CHP Genel Başkanı Kemal Kılıçdaroğlu'nun Hakkari'de özerklik konusunda yaptığı açıklamanın ''berbat'' olduğunu söyleyen Erdoğan, ''Kalkıyor Hakkari'den Ardahan'a geçiyor, 'eyalet sistemini kastetmedim' diyor. Aslında o farkında değil, eyaleti kastetti'' dedi.



-''HÜKÜMET SENİN MİLLETVEKİLLERİNİN HER BİRİNİN NEREDE, NE YAPTIĞINI KORUMAKLA MI MÜKELLEF?''-



Bazı MHP'lilerin gözaltına alınmasının ardından MHP Genel Başkanı Devlet Bahçeli'nin ''Bunların başına bir şey gelirse bunun sorumlusu Hükümettir'' dediğinin belirtilmesi üzerine Erdoğan, ''Bahçeli'yi anlamakta zorlanıyorum'' dedi. Bahçeli'nin kaset olaylarıyla alakalı olarak ''İstifalarını verseler dahi kabul etmeyeceğim'' dediğini dile getiren Erdoğan, daha sonra ise ''Hükümet bunları bulup çıkarmalı'' dediğine işaret etti. Erdoğan, şöyle devam etti:

''Tamam da, Hükümet senin milletvekillerinin her birinin nerede, ne yaptığını korumakla mı mükellef? Hükümetin tek yapacağı iş nedir, anında, bu tür şeyler olduğunda, buna müdahale etmesi gereken bütün mekanizmaları çalıştırır, müdahale eder. Yargı ise yargıya gönderilmesi gerekenleri yargıya gönderir, bunları yapar. Nitekim bunlar yapılmıştır. Peki, bu ismi geçen şahıslar niçin yargıya gitmedi? Niçin yargıda böyle bir zan altında kalmalarına, böyle bir iftiraya karşı dava açmıyorlar? Onlar da bunun davasını açsınlar. Kaldı ki istifa ayrı bir konudur, ihraç ayrı bir mekanizmadır. Böyle bir şey varsa ortada belli bir şeyse 'kimse böyle bir şeyi yapmaz' gibi iddianın içine girmeye gerek yok, 'Ben istifa kabul etmem' gibi bir iddianın içine girmeye gerek yok. Böyle bir şey varsa olması gereken tek şey vardır. 'Bu gayrı ahlaki bir şeydir, benim partimin çatısı altında böyle birisini barındıramam' dersin, ihraç mekanizmasını çalıştırırsın, ihraç edersin. Olması gereken budur.
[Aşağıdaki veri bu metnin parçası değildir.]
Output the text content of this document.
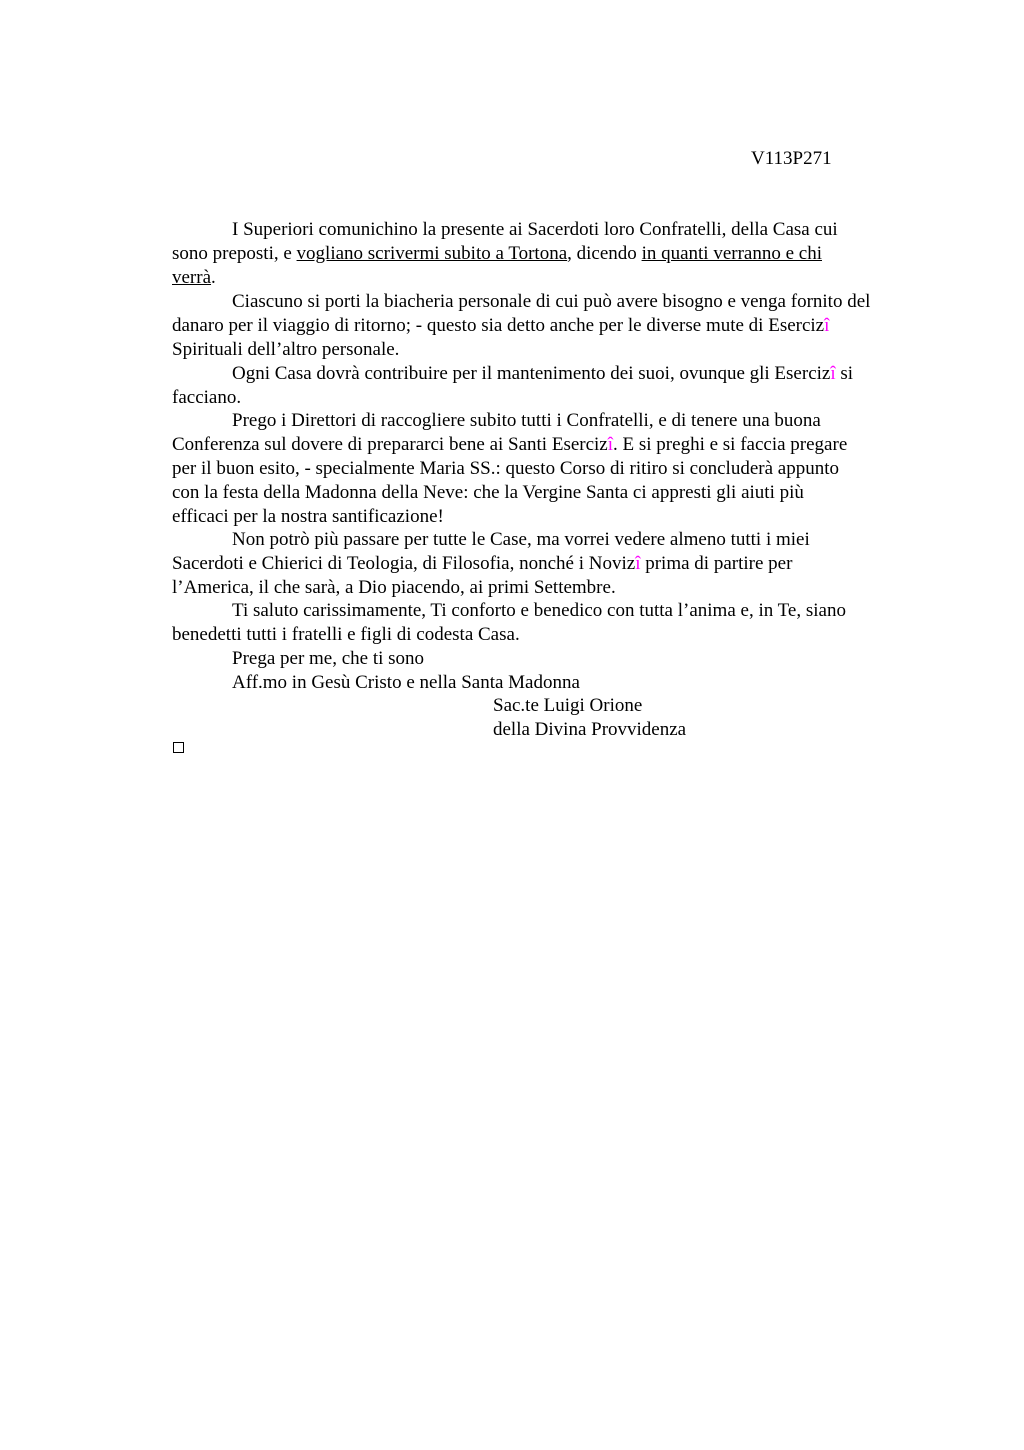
V113P271
I Superiori comunichino la presente ai Sacerdoti loro Confratelli, della Casa cui
sono preposti, e vogliano scrivermi subito a Tortona, dicendo in quanti verranno e chi
verrà.
Ciascuno si porti la biacheria personale di cui può avere bisogno e venga fornito del
danaro per il viaggio di ritorno; - questo sia detto anche per le diverse mute di Esercizî
Spirituali dell’altro personale.
Ogni Casa dovrà contribuire per il mantenimento dei suoi, ovunque gli Esercizî si
facciano.
Prego i Direttori di raccogliere subito tutti i Confratelli, e di tenere una buona
Conferenza sul dovere di prepararci bene ai Santi Esercizî. E si preghi e si faccia pregare
per il buon esito, - specialmente Maria SS.: questo Corso di ritiro si concluderà appunto
con la festa della Madonna della Neve: che la Vergine Santa ci appresti gli aiuti più
efficaci per la nostra santificazione!
Non potrò più passare per tutte le Case, ma vorrei vedere almeno tutti i miei
Sacerdoti e Chierici di Teologia, di Filosofia, nonché i Novizî prima di partire per
l’America, il che sarà, a Dio piacendo, ai primi Settembre.
Ti saluto carissimamente, Ti conforto e benedico con tutta l’anima e, in Te, siano
benedetti tutti i fratelli e figli di codesta Casa.
Prega per me, che ti sono
Aff.mo in Gesù Cristo e nella Santa Madonna
Sac.te Luigi Orione
della Divina Provvidenza
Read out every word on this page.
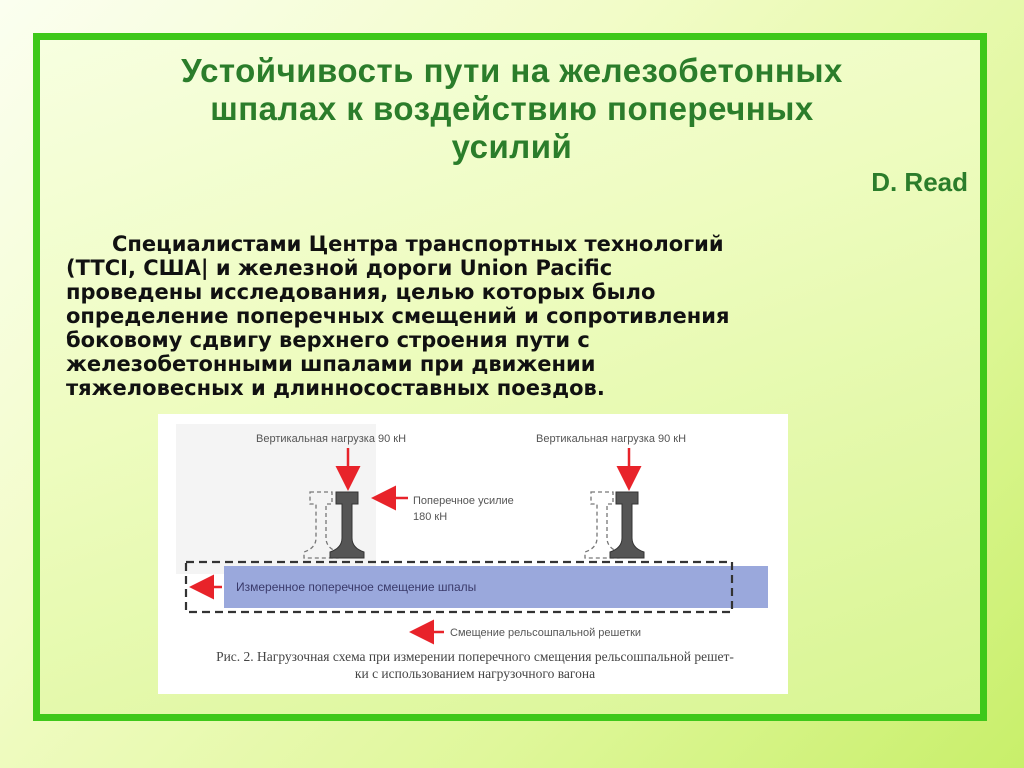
Устойчивость пути на железобетонных
шпалах к воздействию поперечных
усилий
D. Read
Специалистами Центра транспортных технологий
(TTCI, США| и железной дороги Union Pacific
проведены исследования, целью которых было
определение поперечных смещений и сопротивления
боковому сдвигу верхнего строения пути с
железобетонными шпалами при движении
тяжеловесных и длинносоставных поездов.
Вертикальная нагрузка 90 кН	Вертикальная нагрузка 90 кН
Поперечное усилие
180 кН
Измеренное поперечное смещение шпалы
Смещение рельсошпальной решетки
Рис. 2. Нагрузочная схема при измерении поперечного смещения рельсошпальной решет-
ки с использованием нагрузочного вагона
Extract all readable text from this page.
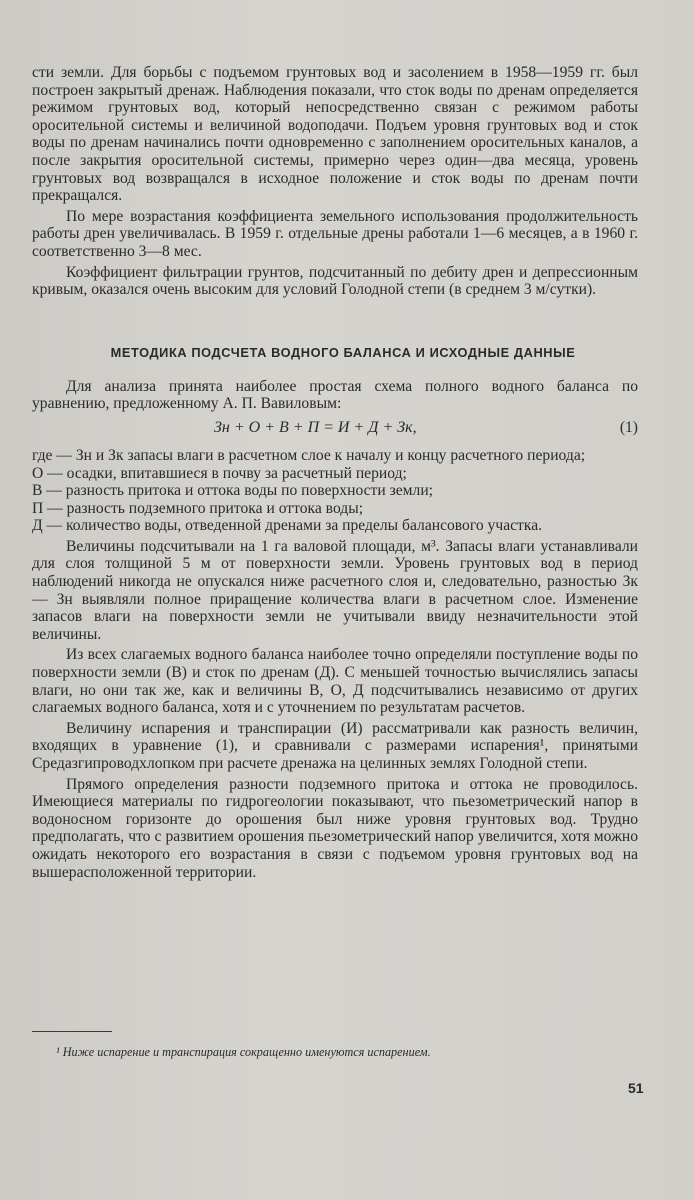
сти земли. Для борьбы с подъемом грунтовых вод и засолением в 1958—1959 гг. был построен закрытый дренаж. Наблюдения показали, что сток воды по дренам определяется режимом грунтовых вод, который непосредственно связан с режимом работы оросительной системы и величиной водоподачи. Подъем уровня грунтовых вод и сток воды по дренам начинались почти одновременно с заполнением оросительных каналов, а после закрытия оросительной системы, примерно через один—два месяца, уровень грунтовых вод возвращался в исходное положение и сток воды по дренам почти прекращался.

По мере возрастания коэффициента земельного использования продолжительность работы дрен увеличивалась. В 1959 г. отдельные дрены работали 1—6 месяцев, а в 1960 г. соответственно 3—8 мес.

Коэффициент фильтрации грунтов, подсчитанный по дебиту дрен и депрессионным кривым, оказался очень высоким для условий Голодной степи (в среднем 3 м/сутки).

МЕТОДИКА ПОДСЧЕТА ВОДНОГО БАЛАНСА И ИСХОДНЫЕ ДАННЫЕ

Для анализа принята наиболее простая схема полного водного баланса по уравнению, предложенному А. П. Вавиловым:

Зн + О + В + П = И + Д + Зк,	(1)

где — Зн и Зк запасы влаги в расчетном слое к началу и концу расчетного периода;

О — осадки, впитавшиеся в почву за расчетный период;

В — разность притока и оттока воды по поверхности земли;

П — разность подземного притока и оттока воды;

Д — количество воды, отведенной дренами за пределы балансового участка.

Величины подсчитывали на 1 га валовой площади, м³. Запасы влаги устанавливали для слоя толщиной 5 м от поверхности земли. Уровень грунтовых вод в период наблюдений никогда не опускался ниже расчетного слоя и, следовательно, разностью Зк — Зн выявляли полное приращение количества влаги в расчетном слое. Изменение запасов влаги на поверхности земли не учитывали ввиду незначительности этой величины.

Из всех слагаемых водного баланса наиболее точно определяли поступление воды по поверхности земли (В) и сток по дренам (Д). С меньшей точностью вычислялись запасы влаги, но они так же, как и величины В, О, Д подсчитывались независимо от других слагаемых водного баланса, хотя и с уточнением по результатам расчетов.

Величину испарения и транспирации (И) рассматривали как разность величин, входящих в уравнение (1), и сравнивали с размерами испарения¹, принятыми Средазгипроводхлопком при расчете дренажа на целинных землях Голодной степи.

Прямого определения разности подземного притока и оттока не проводилось. Имеющиеся материалы по гидрогеологии показывают, что пьезометрический напор в водоносном горизонте до орошения был ниже уровня грунтовых вод. Трудно предполагать, что с развитием орошения пьезометрический напор увеличится, хотя можно ожидать некоторого его возрастания в связи с подъемом уровня грунтовых вод на вышерасположенной территории.

¹ Ниже испарение и транспирация сокращенно именуются испарением.
51
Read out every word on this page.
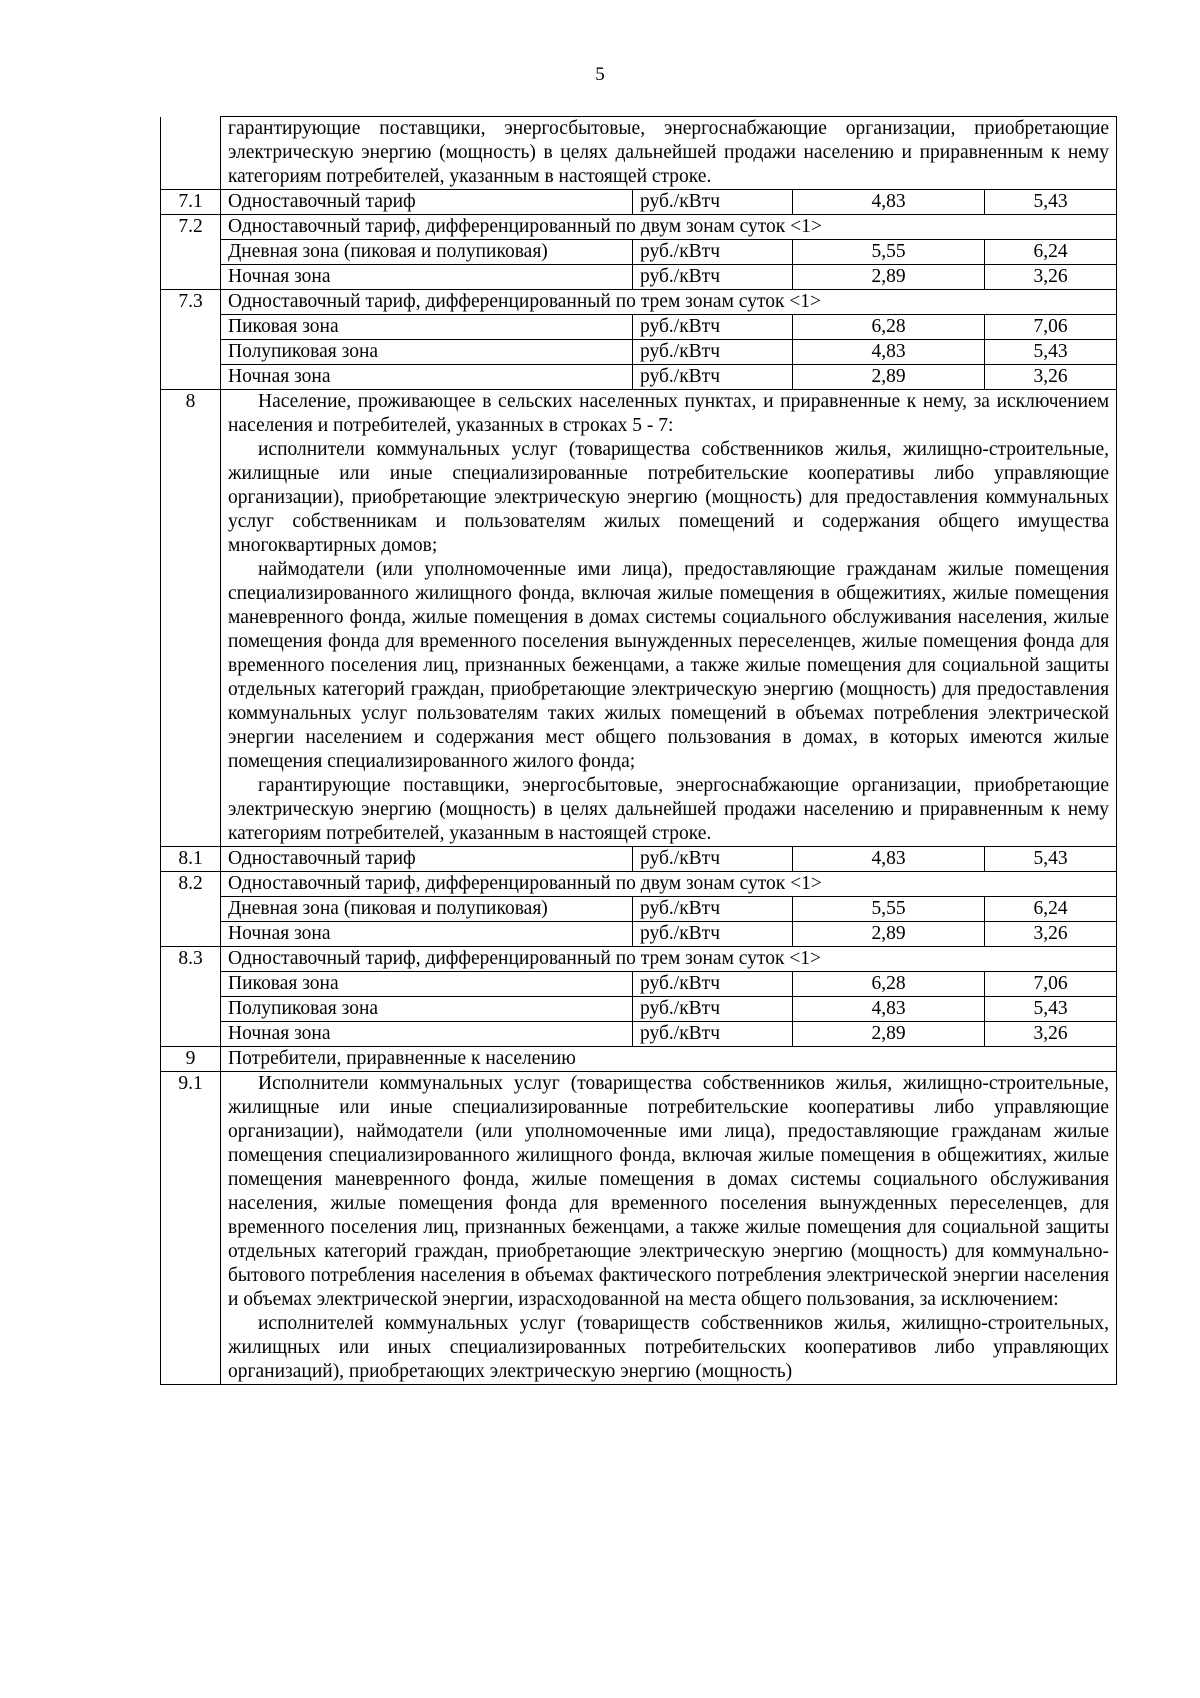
5

	гарантирующие поставщики, энергосбытовые, энергоснабжающие организации, приобретающие электрическую энергию (мощность) в целях дальнейшей продажи населению и приравненным к нему категориям потребителей, указанным в настоящей строке.			

7.1	Одноставочный тариф	руб./кВтч	4,83	5,43
7.2	Одноставочный тариф, дифференцированный по двум зонам суток <1>			
	Дневная зона (пиковая и полупиковая)	руб./кВтч	5,55	6,24
	Ночная зона	руб./кВтч	2,89	3,26
7.3	Одноставочный тариф, дифференцированный по трем зонам суток <1>			
	Пиковая зона	руб./кВтч	6,28	7,06
	Полупиковая зона	руб./кВтч	4,83	5,43
	Ночная зона	руб./кВтч	2,89	3,26
8	Население, проживающее в сельских населенных пунктах, и приравненные к нему, за исключением населения и потребителей, указанных в строках 5 - 7:

исполнители коммунальных услуг (товарищества собственников жилья, жилищно-строительные, жилищные или иные специализированные потребительские кооперативы либо управляющие организации), приобретающие электрическую энергию (мощность) для предоставления коммунальных услуг собственникам и пользователям жилых помещений и содержания общего имущества многоквартирных домов;

наймодатели (или уполномоченные ими лица), предоставляющие гражданам жилые помещения специализированного жилищного фонда, включая жилые помещения в общежитиях, жилые помещения маневренного фонда, жилые помещения в домах системы социального обслуживания населения, жилые помещения фонда для временного поселения вынужденных переселенцев, жилые помещения фонда для временного поселения лиц, признанных беженцами, а также жилые помещения для социальной защиты отдельных категорий граждан, приобретающие электрическую энергию (мощность) для предоставления коммунальных услуг пользователям таких жилых помещений в объемах потребления электрической энергии населением и содержания мест общего пользования в домах, в которых имеются жилые помещения специализированного жилого фонда;

гарантирующие поставщики, энергосбытовые, энергоснабжающие организации, приобретающие электрическую энергию (мощность) в целях дальнейшей продажи населению и приравненным к нему категориям потребителей, указанным в настоящей строке.			

8.1	Одноставочный тариф	руб./кВтч	4,83	5,43
8.2	Одноставочный тариф, дифференцированный по двум зонам суток <1>			
	Дневная зона (пиковая и полупиковая)	руб./кВтч	5,55	6,24
	Ночная зона	руб./кВтч	2,89	3,26
8.3	Одноставочный тариф, дифференцированный по трем зонам суток <1>			
	Пиковая зона	руб./кВтч	6,28	7,06
	Полупиковая зона	руб./кВтч	4,83	5,43
	Ночная зона	руб./кВтч	2,89	3,26
9	Потребители, приравненные к населению			
9.1	Исполнители коммунальных услуг (товарищества собственников жилья, жилищно-строительные, жилищные или иные специализированные потребительские кооперативы либо управляющие организации), наймодатели (или уполномоченные ими лица), предоставляющие гражданам жилые помещения специализированного жилищного фонда, включая жилые помещения в общежитиях, жилые помещения маневренного фонда, жилые помещения в домах системы социального обслуживания населения, жилые помещения фонда для временного поселения вынужденных переселенцев, для временного поселения лиц, признанных беженцами, а также жилые помещения для социальной защиты отдельных категорий граждан, приобретающие электрическую энергию (мощность) для коммунально-бытового потребления населения в объемах фактического потребления электрической энергии населения и объемах электрической энергии, израсходованной на места общего пользования, за исключением:

исполнителей коммунальных услуг (товариществ собственников жилья, жилищно-строительных, жилищных или иных специализированных потребительских кооперативов либо управляющих организаций), приобретающих электрическую энергию (мощность)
Siyaseti biz temiz tutmak zorundayız, çünkü bu toplumda siyaset adamları gerçekten temiz siyasetin öncüleri olmazsa biz halkımızdan nasıl vekalet alacağız? Halkımızdan vekalet alıyoruz, onlara layık olmamız lazım. Gelip Parlamentoya, ondan sonra burada siyasete kirliliği bulaştırmaya çalışırsak, bunun bedelini onlara ödetmek birinci derecede liderlerin görevidir, genel başkanların görevidir. Kalkıp da burada Başbakan'a çamur atmaya, Hükümete yük devşirmeye kimsenin hakkı yok. Biz üzerimize düşeni A'dan Z'ye yaptık. Sayın Baykal'la ilgili süreçten itibaren yaptık. Şu anda bu konuda mekanizma, anında müdahale ile TİB her türlü görevini yerine getiriyor, anında müdahale ediyor, anında görüntüleri, hepsini kesiyor. Daha ne yapsın? Ondan sonrası onlara aittir. Kendilerinin takip etmesi lazım. Yargıdan takip etsin, her yerden takip etsin. Bu demek değil ki yürütme elini eteğini çekiyor. Tabii ki yürütme bu işin peşindedir, takip eder. Ama bunlar öyle bir şey ki uluslararası boyutu var bu işin. İçerde bu işler yürümüyor. Bakıyorsun uluslararası, ta Avusturya'sından, Amerika'sına varıncaya kadar, oralardan bu işler organize edilebiliyor.''



-''BİZ, BU VATANDA KİMSEYE AMELİYAT YAPTIRTMAYIZ''-



Başbakan Erdoğan, etnik milliyetçiliğe, bölgesel milliyetçiliğe ve dinsel milliyetçiliğe karşı olduklarını belirterek, tüm vatandaşları kucakladıklarını söyledi. Türkiye'de Kürtçülüğü ve Türkçülüğü istismar eden siyasi partiler bulunduğunu ifade eden Erdoğan, birilerinin ön kesme gayreti içinde olduğunu ama bunu aşmak için ellerinden gelen gayreti ortaya koyduklarını anlattı.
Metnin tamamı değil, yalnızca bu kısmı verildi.